In a study, published in the Journal of Affective Disorders, researchers tried to ascertain the quantity of sleep needed to reduce the risk of cognitive decline, considering an individual’s habit of waking up early (morningness) or getting up late (eveningness).
They found that early risers require five to six hours of sleep, while those who wake up later need seven to eight hours.
Previous research has shown links between short sleep duration and elevated risk of cognitive decline. A study published last month suggests that older people who lack deep sleep are at higher risk of developing dementia. They found that getting 1% less deep sleep a year could elevate the risk by 27% in people over the age of 60.
However, most studies have not considered how the sleep required to offset cognitive decline is different for early and late risers.
“The aim of the present study was to determine the association between sleep hours and changes in cognitive function and whether the morningness-eveningness type which was categorized by habitual sleep schedules affects the association,” the researchers wrote.
The study was based on the self-reported sleeping habits of 224,714 participants from the Korean Community Health Survey, of which 55.6% were morningness type, 5% were eveningness sleepers and the rest were in the intermediate group.

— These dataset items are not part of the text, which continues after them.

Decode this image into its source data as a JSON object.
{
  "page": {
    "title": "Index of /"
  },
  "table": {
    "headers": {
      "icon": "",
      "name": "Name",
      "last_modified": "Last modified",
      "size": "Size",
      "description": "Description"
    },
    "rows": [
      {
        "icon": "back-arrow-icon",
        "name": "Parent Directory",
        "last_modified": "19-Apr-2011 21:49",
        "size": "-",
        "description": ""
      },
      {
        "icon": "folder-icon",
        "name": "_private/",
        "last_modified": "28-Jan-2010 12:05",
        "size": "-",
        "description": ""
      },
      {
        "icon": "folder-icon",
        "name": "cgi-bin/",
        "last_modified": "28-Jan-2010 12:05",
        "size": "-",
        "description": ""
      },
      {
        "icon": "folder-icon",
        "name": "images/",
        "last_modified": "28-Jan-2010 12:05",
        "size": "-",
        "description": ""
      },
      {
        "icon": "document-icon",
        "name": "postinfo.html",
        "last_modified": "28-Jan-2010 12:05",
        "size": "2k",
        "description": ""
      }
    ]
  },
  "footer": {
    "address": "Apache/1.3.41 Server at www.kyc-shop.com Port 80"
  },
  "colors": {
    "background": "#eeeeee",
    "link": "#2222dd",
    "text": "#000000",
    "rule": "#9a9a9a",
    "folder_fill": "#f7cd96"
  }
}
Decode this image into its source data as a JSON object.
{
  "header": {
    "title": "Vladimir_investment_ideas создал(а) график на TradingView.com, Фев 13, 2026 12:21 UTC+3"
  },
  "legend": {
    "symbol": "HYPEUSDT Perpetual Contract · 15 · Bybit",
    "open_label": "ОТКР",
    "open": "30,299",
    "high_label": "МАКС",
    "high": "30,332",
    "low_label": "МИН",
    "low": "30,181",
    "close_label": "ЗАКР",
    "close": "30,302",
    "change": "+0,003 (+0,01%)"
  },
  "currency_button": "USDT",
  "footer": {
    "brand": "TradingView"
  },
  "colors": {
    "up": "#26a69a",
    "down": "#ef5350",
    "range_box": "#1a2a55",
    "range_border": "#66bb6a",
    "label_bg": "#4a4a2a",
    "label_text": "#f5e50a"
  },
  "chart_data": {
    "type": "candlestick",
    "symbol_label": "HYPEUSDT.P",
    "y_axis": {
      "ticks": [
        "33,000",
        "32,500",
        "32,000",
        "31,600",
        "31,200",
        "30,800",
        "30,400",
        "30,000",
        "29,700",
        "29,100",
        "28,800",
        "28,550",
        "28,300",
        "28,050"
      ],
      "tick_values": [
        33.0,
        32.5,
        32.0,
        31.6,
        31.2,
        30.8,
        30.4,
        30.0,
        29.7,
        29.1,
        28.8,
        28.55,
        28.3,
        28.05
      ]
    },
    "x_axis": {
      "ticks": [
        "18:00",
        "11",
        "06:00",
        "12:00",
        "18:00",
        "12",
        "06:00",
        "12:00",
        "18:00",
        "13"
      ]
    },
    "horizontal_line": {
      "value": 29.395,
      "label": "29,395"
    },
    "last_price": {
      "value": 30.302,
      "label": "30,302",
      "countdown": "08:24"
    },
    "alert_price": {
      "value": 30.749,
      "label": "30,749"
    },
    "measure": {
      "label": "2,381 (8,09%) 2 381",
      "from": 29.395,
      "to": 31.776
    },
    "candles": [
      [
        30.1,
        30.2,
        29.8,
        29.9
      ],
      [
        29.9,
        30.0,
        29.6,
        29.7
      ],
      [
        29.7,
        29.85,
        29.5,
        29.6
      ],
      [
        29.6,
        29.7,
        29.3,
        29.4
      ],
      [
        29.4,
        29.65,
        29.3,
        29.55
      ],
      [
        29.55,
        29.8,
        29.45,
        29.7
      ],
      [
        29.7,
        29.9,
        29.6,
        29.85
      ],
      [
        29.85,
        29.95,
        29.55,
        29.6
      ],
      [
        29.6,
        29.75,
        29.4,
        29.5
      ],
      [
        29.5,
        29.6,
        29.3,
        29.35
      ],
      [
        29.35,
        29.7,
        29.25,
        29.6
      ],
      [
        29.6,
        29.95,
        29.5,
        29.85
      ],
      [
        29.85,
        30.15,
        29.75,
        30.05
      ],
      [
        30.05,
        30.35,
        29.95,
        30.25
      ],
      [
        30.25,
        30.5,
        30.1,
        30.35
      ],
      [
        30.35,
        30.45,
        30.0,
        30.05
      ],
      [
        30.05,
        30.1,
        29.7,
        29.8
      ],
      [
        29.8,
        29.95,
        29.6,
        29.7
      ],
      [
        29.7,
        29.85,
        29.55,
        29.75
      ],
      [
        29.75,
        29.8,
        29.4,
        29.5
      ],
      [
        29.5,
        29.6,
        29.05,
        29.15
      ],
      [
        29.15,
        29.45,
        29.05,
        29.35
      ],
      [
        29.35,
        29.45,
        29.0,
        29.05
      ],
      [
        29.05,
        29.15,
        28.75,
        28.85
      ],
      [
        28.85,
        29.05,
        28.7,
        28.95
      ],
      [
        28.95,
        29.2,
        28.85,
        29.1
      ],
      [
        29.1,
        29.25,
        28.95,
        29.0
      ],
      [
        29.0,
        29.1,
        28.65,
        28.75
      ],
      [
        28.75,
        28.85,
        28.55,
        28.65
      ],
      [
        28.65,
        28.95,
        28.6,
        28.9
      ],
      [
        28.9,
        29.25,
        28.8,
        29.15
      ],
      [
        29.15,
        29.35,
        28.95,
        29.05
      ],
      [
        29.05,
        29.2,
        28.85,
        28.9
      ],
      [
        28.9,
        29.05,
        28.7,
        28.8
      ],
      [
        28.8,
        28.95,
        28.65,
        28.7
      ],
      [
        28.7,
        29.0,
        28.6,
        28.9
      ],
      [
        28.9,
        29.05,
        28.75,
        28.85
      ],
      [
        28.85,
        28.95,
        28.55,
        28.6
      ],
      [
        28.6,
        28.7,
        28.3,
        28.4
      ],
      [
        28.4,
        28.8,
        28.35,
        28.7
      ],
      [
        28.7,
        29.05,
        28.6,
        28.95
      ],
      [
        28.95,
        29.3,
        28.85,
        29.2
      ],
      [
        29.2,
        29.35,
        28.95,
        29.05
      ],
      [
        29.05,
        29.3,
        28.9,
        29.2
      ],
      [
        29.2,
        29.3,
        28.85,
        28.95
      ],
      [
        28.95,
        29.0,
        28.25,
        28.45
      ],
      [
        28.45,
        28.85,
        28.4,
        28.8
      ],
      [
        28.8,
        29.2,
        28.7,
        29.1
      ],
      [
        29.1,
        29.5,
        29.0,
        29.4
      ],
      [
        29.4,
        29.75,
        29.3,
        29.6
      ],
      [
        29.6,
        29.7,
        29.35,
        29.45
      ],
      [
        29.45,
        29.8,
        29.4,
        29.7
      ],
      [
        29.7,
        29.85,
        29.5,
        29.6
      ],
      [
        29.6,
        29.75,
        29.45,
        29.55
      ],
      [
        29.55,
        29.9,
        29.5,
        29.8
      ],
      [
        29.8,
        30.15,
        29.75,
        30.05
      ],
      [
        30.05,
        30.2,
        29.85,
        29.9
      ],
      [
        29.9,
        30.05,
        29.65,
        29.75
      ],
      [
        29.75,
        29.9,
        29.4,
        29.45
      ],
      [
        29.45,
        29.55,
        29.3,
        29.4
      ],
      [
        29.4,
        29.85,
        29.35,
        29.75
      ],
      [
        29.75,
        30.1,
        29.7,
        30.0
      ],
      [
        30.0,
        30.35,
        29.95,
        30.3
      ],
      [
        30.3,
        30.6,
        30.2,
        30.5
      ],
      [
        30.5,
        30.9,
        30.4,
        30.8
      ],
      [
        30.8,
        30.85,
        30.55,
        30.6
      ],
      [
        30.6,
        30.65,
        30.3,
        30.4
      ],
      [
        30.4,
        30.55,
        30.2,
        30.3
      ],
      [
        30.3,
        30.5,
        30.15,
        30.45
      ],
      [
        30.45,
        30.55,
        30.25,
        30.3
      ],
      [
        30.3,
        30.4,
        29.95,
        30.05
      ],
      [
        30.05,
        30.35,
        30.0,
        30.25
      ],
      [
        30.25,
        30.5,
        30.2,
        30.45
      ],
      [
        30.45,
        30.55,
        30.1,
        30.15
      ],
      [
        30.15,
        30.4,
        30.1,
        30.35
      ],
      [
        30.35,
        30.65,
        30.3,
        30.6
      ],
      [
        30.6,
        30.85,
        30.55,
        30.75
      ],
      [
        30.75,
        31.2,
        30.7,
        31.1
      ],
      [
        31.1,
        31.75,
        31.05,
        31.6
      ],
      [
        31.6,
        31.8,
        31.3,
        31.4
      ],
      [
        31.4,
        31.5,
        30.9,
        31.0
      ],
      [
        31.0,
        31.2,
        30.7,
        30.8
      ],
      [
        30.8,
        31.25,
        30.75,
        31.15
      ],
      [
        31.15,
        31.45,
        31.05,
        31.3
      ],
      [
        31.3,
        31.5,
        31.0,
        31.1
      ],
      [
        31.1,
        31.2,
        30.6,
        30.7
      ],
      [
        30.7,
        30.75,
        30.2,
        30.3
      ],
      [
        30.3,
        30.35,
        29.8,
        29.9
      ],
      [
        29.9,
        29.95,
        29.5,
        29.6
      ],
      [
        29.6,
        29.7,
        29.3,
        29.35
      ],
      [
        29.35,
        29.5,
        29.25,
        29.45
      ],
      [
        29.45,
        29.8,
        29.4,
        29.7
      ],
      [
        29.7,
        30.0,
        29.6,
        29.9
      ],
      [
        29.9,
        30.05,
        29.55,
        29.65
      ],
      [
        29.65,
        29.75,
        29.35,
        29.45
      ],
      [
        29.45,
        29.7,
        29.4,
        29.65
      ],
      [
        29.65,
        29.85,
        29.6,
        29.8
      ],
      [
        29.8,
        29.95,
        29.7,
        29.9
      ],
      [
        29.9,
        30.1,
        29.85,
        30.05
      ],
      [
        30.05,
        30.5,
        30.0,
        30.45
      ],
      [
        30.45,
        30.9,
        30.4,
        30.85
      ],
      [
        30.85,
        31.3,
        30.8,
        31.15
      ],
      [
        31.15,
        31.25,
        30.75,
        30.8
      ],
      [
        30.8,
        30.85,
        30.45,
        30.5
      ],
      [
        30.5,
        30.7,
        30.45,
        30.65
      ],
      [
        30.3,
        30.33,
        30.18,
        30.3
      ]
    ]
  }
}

The lowest cognitive decline risk was found in people who sleep seven to eight hours a day and among those with the habit of waking up early.
“The present study demonstrated that without considering sleep quality, 7 to 8 sleep hours had the lowest risk of cognitive decline, and the morningness type had a lower risk of cognitive decline than the intermediate type or eveningness type. When sleep quality was adjusted, the sleep hours showing the lowest risk of cognitive decline were 5 to 6 h in the morningness subgroup, 6 to 7 h in the intermediate subgroup, and 7 to 8 h in the eveningness group,” the researchers wrote.